Just as the Holy Roman Empire was neither holy nor Roman, parties to a guaranteed maximum price contract should realise that price is not really guaranteed or maximum. If they don’t, they could be in trouble …
The process of change in construction has led to a growing use of a new form of contract – the guaranteed maximum price contract.

Historically, this would have been described as a lump-sum, design-and-build contract; now guaranteed maximum price is the term.

How does GMP work?

There are a number of options. The most common is for the employer to prepare an outline design with a set of requirements or design criteria and put it out for pricing. The tenderers will give one price, say, with an elemental breakdown, which will be the maximum price that is guaranteed. The design team will then be novated to the successful contractor to develop the design.

The contract will provide that the design must be developed and built for the lump-sum price.

If this is exceeded, the contractor’s entitlement to payment will still be capped at the level of the guaranteed price. If it manages to complete its work for less than the GMP, the contract will provide who takes this benefit. This may be the contractor; it may be shared between the employer and contractor, and sometimes also with the design team. The most common form of GMP allows the contractor to keep the savings.

The pros and cons of GMP

The benefit for the employer is certainty, and it also provides an opportunity for the contractor to achieve a reasonable recompense for controlling the design process with a view to achieving savings where possible. The traditional concepts of variations and valuations based on measurement do not have a place in these contracts. Payment is usually on the achievement of milestones. If the attractions to both parties are obvious, the disadvantages are less so.

For the employer, how can the outline design exclude or limit the possibility of variations or extras? The level to which the outline design is taken by the employer varies from contract to contract. If it is at a very basic level, then the employer may be faced with arguments later that certain necessary parts of the work are outside the original scope of the works – and so justify additional payment. If the employer’s design is detailed, the same arguments may still arise – that works that have not been specified have not been included.

Disputes as to the scope of works have, in my experience, unsurprisingly, been the biggest bone of contention in the GMP contract. Those drawing up the original specification or design criteria must be careful to tread a path between having design parameters tightly drawn and the work required to achieve them left as general as possible, to allow for “fair” risk transfer to the contractor.

  • The price in a GMP contract should be flexible, depending on events
  • It is crucially affected by the specificity of the outline design
  • GMP works well with partnering

  • It should always be understood that a GMP will never be all-inclusive. It must be capable of adjustment to reflect extra works. If not, these extra works may set up a separate entitlement to payment.
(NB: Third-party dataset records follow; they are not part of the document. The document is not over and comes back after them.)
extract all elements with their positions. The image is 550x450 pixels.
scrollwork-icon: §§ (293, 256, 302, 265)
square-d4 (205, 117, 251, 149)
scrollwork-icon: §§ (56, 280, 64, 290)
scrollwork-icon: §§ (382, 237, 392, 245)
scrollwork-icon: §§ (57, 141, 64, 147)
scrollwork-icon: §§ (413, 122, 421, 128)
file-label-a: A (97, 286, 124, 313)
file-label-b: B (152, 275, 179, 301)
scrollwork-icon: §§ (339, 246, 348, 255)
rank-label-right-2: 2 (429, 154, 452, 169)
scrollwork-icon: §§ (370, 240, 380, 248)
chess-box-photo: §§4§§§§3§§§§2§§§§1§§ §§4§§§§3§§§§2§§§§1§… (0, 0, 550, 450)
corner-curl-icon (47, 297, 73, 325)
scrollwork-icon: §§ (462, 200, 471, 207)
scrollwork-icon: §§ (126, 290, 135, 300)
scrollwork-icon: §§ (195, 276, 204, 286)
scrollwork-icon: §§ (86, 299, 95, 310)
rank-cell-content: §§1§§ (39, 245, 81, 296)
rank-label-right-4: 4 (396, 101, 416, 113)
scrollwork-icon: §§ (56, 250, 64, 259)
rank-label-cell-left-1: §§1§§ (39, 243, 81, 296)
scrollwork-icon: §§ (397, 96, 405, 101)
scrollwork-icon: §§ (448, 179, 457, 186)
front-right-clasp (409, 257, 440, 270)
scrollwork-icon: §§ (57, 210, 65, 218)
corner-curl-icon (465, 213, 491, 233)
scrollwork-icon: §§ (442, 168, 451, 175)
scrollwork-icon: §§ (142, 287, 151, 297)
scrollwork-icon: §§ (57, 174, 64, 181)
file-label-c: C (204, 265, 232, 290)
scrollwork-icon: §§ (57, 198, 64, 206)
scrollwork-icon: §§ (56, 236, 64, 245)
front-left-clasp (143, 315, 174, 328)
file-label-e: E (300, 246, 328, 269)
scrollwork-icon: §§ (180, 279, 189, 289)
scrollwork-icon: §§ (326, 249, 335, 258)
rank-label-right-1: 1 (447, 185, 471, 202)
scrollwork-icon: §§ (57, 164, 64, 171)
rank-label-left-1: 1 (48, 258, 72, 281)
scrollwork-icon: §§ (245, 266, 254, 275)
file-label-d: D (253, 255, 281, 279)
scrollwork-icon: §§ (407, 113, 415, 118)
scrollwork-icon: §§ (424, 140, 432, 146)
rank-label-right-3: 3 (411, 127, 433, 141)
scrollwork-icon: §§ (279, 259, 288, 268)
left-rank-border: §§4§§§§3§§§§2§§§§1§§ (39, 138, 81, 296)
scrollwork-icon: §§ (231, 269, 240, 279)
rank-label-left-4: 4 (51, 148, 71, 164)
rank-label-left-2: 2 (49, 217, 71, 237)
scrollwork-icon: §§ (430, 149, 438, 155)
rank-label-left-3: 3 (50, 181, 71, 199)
    These contracts contain detailed notification procedures to enable prior notification and valuation of an “extra”. It is often at this stage that value engineering occurs. What can be saved elsewhere to accommodate the price of this extra within the contract? Prior notification and agreement is essential to make this work.

    An issue that arises in drafting the GMP contract is whether there should be provision to adjust the GMP downwards. To take an extreme example, what if air-conditioning is ultimately omitted from a large number of areas where previously it had been specified? This is not a saving within the same broad scope of works. The scope of works has been altered. Common sense would suggest if the GMP can be adjusted upwards, it should also be capable of adjustment downwards. The tension between savings and omissions is obvious from the above example.

    The GMP does not include the consequences of delays and additional cost sustained by the contractor as a result of breach of contract (whether these are covered by contract clauses or lie as normal remedies outside the contract).

    Should the GMP contract provide for adjustment of the GMP to allow for such “loss and expense” claims? Failure to so provide does not exclude such an entitlement. It does, however, leave the contractor to set up such a claim as damages for breach of contract. Successfully capping or restricting this entitlement through the contract is almost impossible.

    What about subcontractors?

    “Stepping down” a GMP into separate subcontracts is difficult. The principle is only achievable where the subcontractor has taken on detailed design responsibility, for example for mechanical and electrical works. In carving up the main contract specification into packages, great care must be taken that nothing falls between the packages, leaving the subcontractor with a valid claim for extras or variations but the contractor with nowhere to turn.

    These are all only pointers to where problems may lie. The reality is, with continued co-operation among the parties and the prospect of ongoing work, anything is possible and achievable.